The midterm primaries are three weeks away, which means that the National Electoral Direction — the entity in charge of organizing the elections — gave the green light to the parties to begin airing their campaign ads on the radio and television. According to campaign regulation, 10 percent of TV and radio programming has to be destined to campaign messaging, so get ready soo see and hear a whole lot of these guys over the next few weeks.
The major parties have already aired the ads showcasing their candidates for deputies and senators in the Buenos Aires Province, arguably the big prize in every congressional election. Let’s take a look at them.
Cambiemos’ ad compresses all its political tools in less than a minute: it takes a jab at the Kirchner administrations and all parties that identify themselves as Peronists, highlights its administration’s achievements and, while it highlights that there’s “still a lot to do,” indicates that the answer is voting for them in the upcoming election. To introduce its relatively unknown candidates, Cambiemos uses its ace of spades: Governor María Eugenia Vidal, the politician with the best positive image in the country.
Vidal appears in the images along the candidates and introduces them, highlighting the area they focus in: Graciela Ocaña: fight against corruption; Héctor “Toty” Flores: his work with cooperatives and low-income sectors of the population. The third candidate, Guillermo Montenegro, didn’t get an introduction in the ad, but was the Buenos Aires City’s Minister of Security and Justice during President Mauricio Macri’s tenure as City Mayor, and that’s his area of expertise.
In keeping with the running theme of her campaign rallies, former President Cristina Fernández de Kirchner points the spotlight at citizens who, in the ad, were negatively affected by the Macri administration’s economic policies.

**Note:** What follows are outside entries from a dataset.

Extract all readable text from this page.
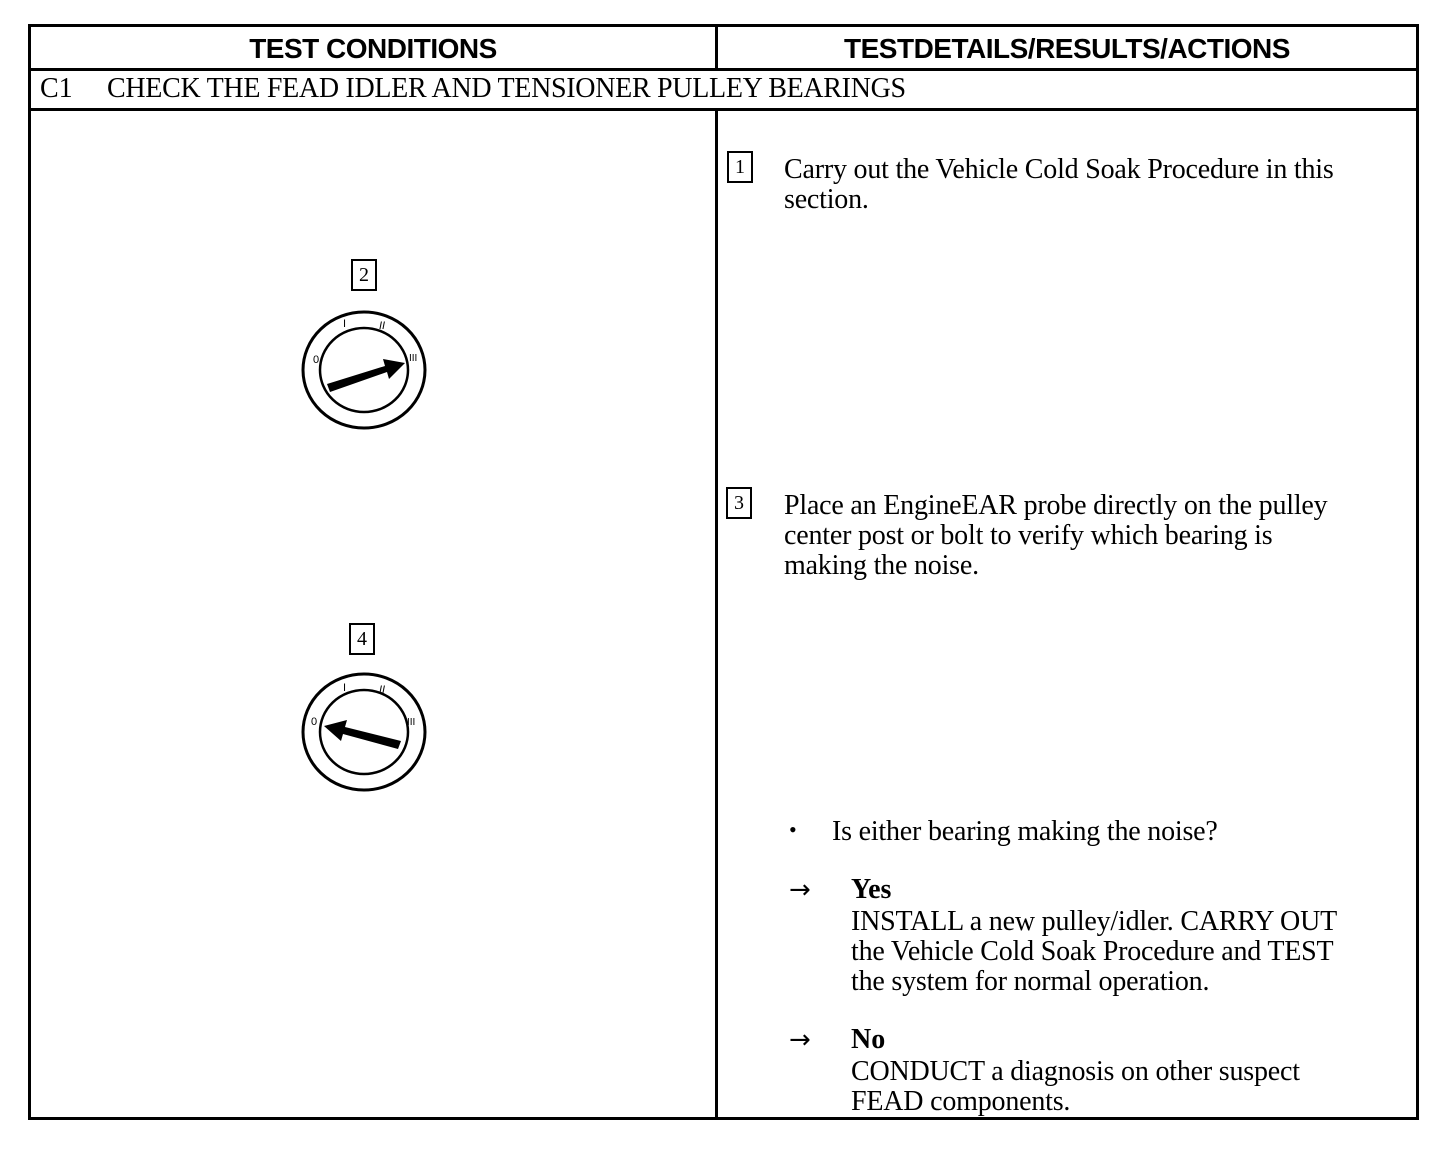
TEST CONDITIONS	TESTDETAILS/RESULTS/ACTIONS
C1 CHECK THE FEAD IDLER AND TENSIONER PULLEY BEARINGS
2
0
I	II
III
4
0
I	II
III
1 Carry out the Vehicle Cold Soak Procedure in this
section.
3 Place an EngineEAR probe directly on the pulley
center post or bolt to verify which bearing is
making the noise.
• Is either bearing making the noise?
→ Yes
INSTALL a new pulley/idler. CARRY OUT
the Vehicle Cold Soak Procedure and TEST
the system for normal operation.
→ No
CONDUCT a diagnosis on other suspect
FEAD components.
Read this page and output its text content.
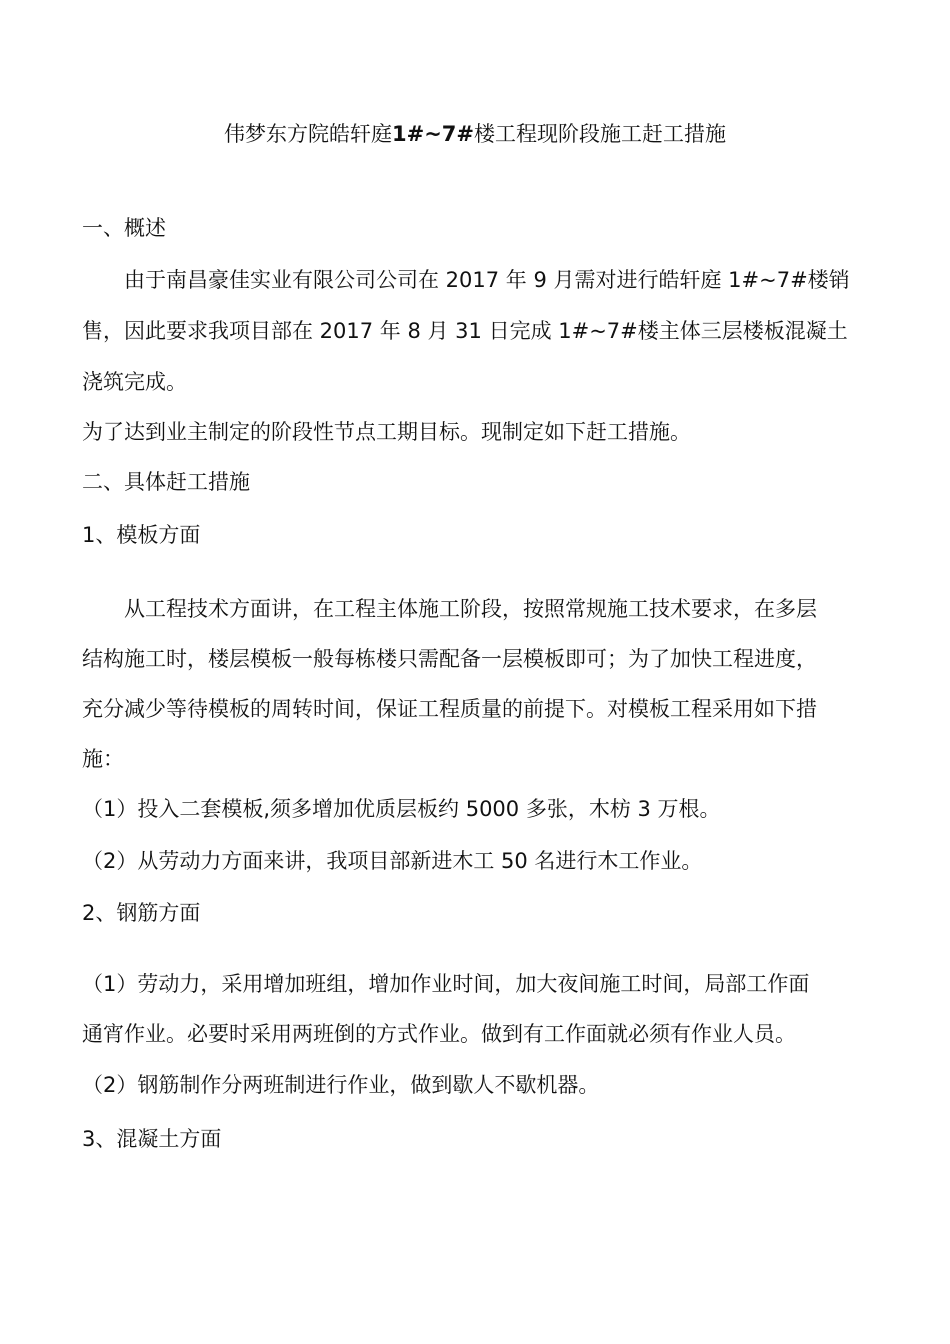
伟梦东方院皓轩庭1#~7#楼工程现阶段施工赶工措施
一、概述
由于南昌豪佳实业有限公司公司在 2017 年 9 月需对进行皓轩庭 1#~7#楼销
售，因此要求我项目部在 2017 年 8 月 31 日完成 1#~7#楼主体三层楼板混凝土
浇筑完成。
为了达到业主制定的阶段性节点工期目标。现制定如下赶工措施。
二、具体赶工措施
1、模板方面
从工程技术方面讲，在工程主体施工阶段，按照常规施工技术要求，在多层
结构施工时，楼层模板一般每栋楼只需配备一层模板即可；为了加快工程进度，
充分减少等待模板的周转时间，保证工程质量的前提下。对模板工程采用如下措
施：
（1）投入二套模板,须多增加优质层板约 5000 多张，木枋 3 万根。
（2）从劳动力方面来讲，我项目部新进木工 50 名进行木工作业。
2、钢筋方面
（1）劳动力，采用增加班组，增加作业时间，加大夜间施工时间，局部工作面
通宵作业。必要时采用两班倒的方式作业。做到有工作面就必须有作业人员。
（2）钢筋制作分两班制进行作业，做到歇人不歇机器。
3、混凝土方面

Different people can be seen introducing a piece of paper in a ballot box after doing a regular, everyday activity. The ballot box is then opened to reveal that the pieces of papers hold messages criticizing the current government: “I don’t want to live fearing I will get fired”; “prices keep rising and our salaries remain the same”; “I can’t make ends meet with my pension,” are some of the messages.
“In this elections, the message is your vote,” is the ad’s final message, which doesn’t show the former president at any moment.

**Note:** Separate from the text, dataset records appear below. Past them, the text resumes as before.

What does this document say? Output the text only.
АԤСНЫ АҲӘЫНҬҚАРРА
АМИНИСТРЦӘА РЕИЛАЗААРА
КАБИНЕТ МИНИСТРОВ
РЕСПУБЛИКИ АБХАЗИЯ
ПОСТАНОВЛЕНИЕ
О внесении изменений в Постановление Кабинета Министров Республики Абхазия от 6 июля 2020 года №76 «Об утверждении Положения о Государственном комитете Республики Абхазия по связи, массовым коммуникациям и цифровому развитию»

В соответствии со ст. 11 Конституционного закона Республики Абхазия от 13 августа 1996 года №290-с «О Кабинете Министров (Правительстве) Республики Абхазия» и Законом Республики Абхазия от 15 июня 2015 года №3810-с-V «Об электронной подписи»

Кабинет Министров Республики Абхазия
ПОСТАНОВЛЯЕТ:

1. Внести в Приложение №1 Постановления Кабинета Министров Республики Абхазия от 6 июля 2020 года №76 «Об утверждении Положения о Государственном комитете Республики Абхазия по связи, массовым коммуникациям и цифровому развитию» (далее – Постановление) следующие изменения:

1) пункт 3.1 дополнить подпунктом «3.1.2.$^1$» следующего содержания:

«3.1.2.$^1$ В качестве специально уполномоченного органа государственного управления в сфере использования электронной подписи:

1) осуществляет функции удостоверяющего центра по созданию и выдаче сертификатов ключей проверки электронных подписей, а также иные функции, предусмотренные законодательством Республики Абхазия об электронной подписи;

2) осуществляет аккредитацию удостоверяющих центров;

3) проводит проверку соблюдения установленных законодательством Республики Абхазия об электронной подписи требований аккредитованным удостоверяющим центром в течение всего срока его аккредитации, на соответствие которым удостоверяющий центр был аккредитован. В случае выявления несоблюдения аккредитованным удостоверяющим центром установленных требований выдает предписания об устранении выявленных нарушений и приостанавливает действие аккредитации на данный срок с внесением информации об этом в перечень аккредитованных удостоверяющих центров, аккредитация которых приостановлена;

Sergio Massa chose to air a fragment of the speech where he presented the electoral front he leads, in which he proposes to lower taxes on basic goods such as foods and medicine, and public services. Mixing images of his main ally, Margarita Stolbizer, and high profile aides such as former Economy Minister Roberto Lavagna, Massa finishes the ad criticizing the Macri administration: “What is this? They rise utility bills and also increase taxes?” he says.
The former Interior and Transportation Minister focuses on highlighting that he honored the promises he made during his tenure in Cristina Fernández de Kirchner’s cabinet: revamping the process to issue national IDs (DNI) and passports, and renewing the train fleet were the ones he chose.
Following the same line, the ad finishes with a jab to the former president, recalling that Randazzo decided to cut ties with her after she prevented him from competing against Daniel Scioli in a primary for the Victory Front’s 2015 presidential candidacy. “He said that he’d either compete in a primary or go home, and he honored that promise,” the ad finishes.